Hirschl & Adler is pleased to present Duets: Art in Conversation, an exhibition of approximately fifty paintings, drawings, prints, and sculpture from the eighteenth-century to the present. Duets offers a fresh perspective by juxtaposing traditional eighteenth and nineteenth-century works with modern and contemporary art. Through pairing art works that relate in form, subject, or spirit we encourage the viewer to contemplate the connections between different generations of artists, the evolution of artistic style, and aesthetic intent. The core of Duets lies in the continuous conversation between works of art across time.

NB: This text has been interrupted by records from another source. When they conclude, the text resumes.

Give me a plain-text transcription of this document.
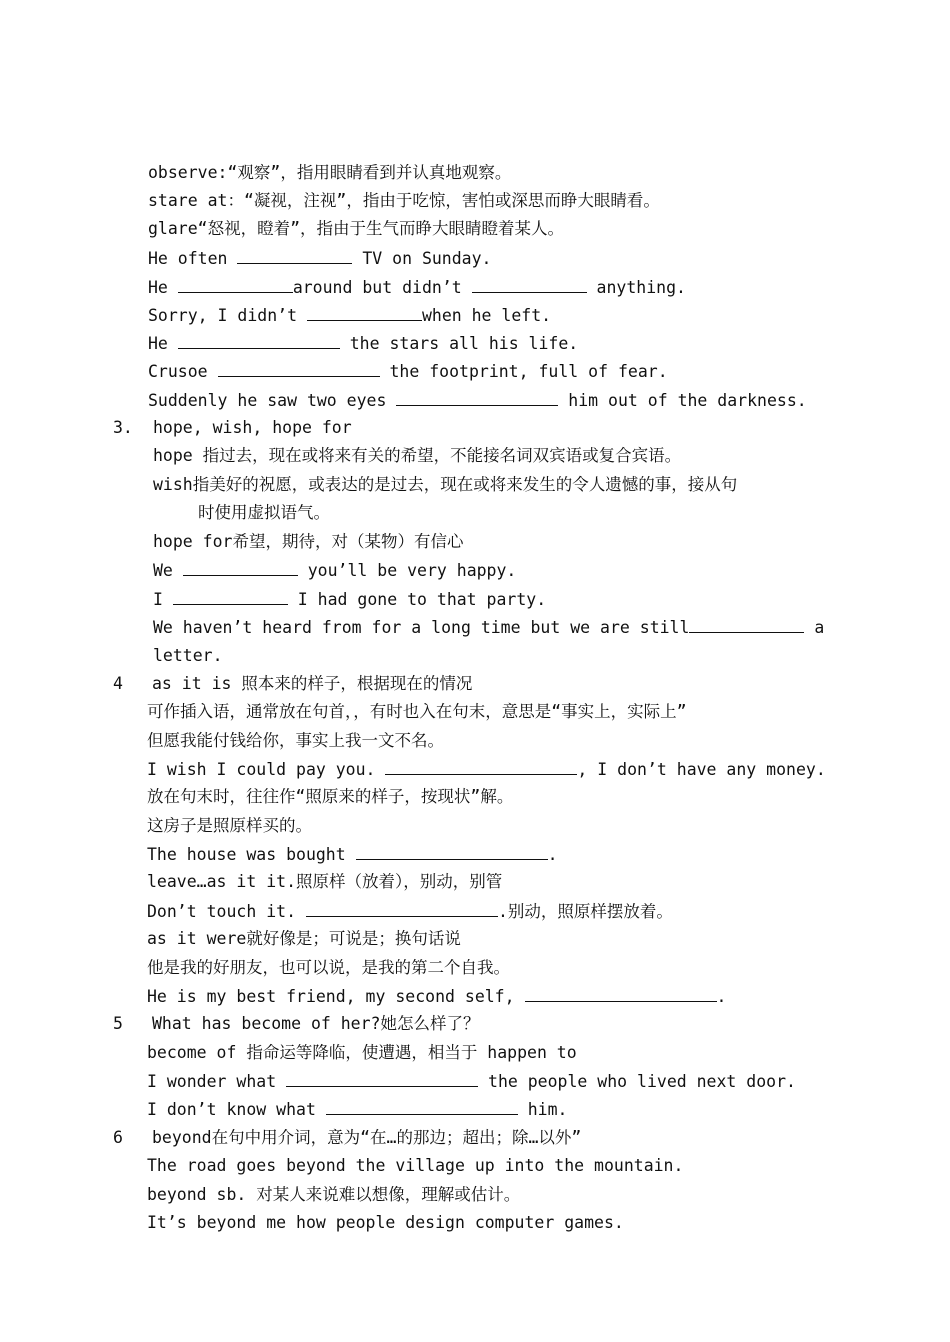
observe:“观察”，指用眼睛看到并认真地观察。
stare at：“凝视，注视”，指由于吃惊，害怕或深思而睁大眼睛看。
glare“怒视，瞪着”，指由于生气而睁大眼睛瞪着某人。
He often	TV on Sunday.
He	around but didn’t	anything.
Sorry, I didn’t	when he left.
He	the stars all his life.
Crusoe	the footprint, full of fear.
Suddenly he saw two eyes	him out of the darkness.
3. hope, wish, hope for
hope 指过去，现在或将来有关的希望，不能接名词双宾语或复合宾语。
wish指美好的祝愿，或表达的是过去，现在或将来发生的令人遗憾的事，接从句
时使用虚拟语气。
hope for希望，期待，对（某物）有信心
We	you’ll be very happy.
I	I had gone to that party.
We haven’t heard from for a long time but we are still	a
letter.
4 as it is 照本来的样子，根据现在的情况
可作插入语，通常放在句首，，有时也入在句末，意思是“事实上，实际上”
但愿我能付钱给你，事实上我一文不名。
I wish I could pay you.	, I don’t have any money.
放在句末时，往往作“照原来的样子，按现状”解。
这房子是照原样买的。
The house was bought	.
leave…as it it.照原样（放着），别动，别管
Don’t touch it.	.别动，照原样摆放着。
as it were就好像是；可说是；换句话说
他是我的好朋友，也可以说，是我的第二个自我。
He is my best friend, my second self,	.
5 What has become of her?她怎么样了？
become of 指命运等降临，使遭遇，相当于 happen to
I wonder what	the people who lived next door.
I don’t know what	him.
6 beyond在句中用介词，意为“在…的那边；超出；除…以外”
The road goes beyond the village up into the mountain.
beyond sb. 对某人来说难以想像，理解或估计。
It’s beyond me how people design computer games.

Duets eliminates the restraints of chronology and initiates a dialogue that will challenge the viewer to analyze works of art through an unconventional lens.
Duets includes work by nineteenth-century artists including Albert Bierstadt (1830-1902), Theodore Robinson (1852-1896), and Alfred Thompson Bricher (1837-1908), paired with such twentiethcentury artists as Fairfield Porter (1907-1975) and Blanche Lazzell (1878-1956), as well as artists from Hirschl & Adler’s contemporary program, including John Moore (b. 1941), Stone Roberts (b. 1951), and Elizabeth Turk (b. 1961), among others.
Severin Roesen’s (1816-1872) Two-Tiered Still Life of Fruit (about 1857-72) will be paired with David Ligare’s (b. 1945) Still Life with Grapes and Pear (Aparchai) (2011). In keeping with the long still-life tradition, Roesen’s elaborate arrangement of fruit and grape vines is a celebration of the rich abundance of nature. Deviating from traditional still-life painting, Ligare finds his inspiration in Greco-Roman Classicism. By placing his subject within an altar-like space, Ligare explores the ancient practice of honoring the gods by offering the “first fruits” of the harvest.
Albert Bierstadt’s California on the Truckee River (1872) will be shown alongside Marc Trujillo’s (b. 1966) 3800 Barham Boulevard (2011). Bierstadt’s depiction of the California wilderness conveys the nineteenth-century view of the American West as a land of promise and possibility. 3800 Barham Boulevard presents a contemporary view of urban California, the result of western expansionism, ubiquitous urban sprawl recognizable as the American landscape of today. The California landscape, once idealized by Bierstadt, is reflected in the glass façade of a modern office building.
Two new works by sculptor Elizabeth Turk (b. 1961), Black Banded, Cage: Box 1 (2013) and Black Banded, Cage: Box 4 (2013), will be paired with Ralph Rosenborg’s (1913-1993) woodcut American Landscape: Houses, Gardens and Trees (1939). Rosenborg’s geometric abstraction echoes the forms created by Turk through the manipulation of stone. Through the physical act of carving stone and wood Rosenborg and Turk each explore the relationship between positive and negative space, creating forms that are the result of the absence of material, a process that Turk describes as, “constructing by destructing.”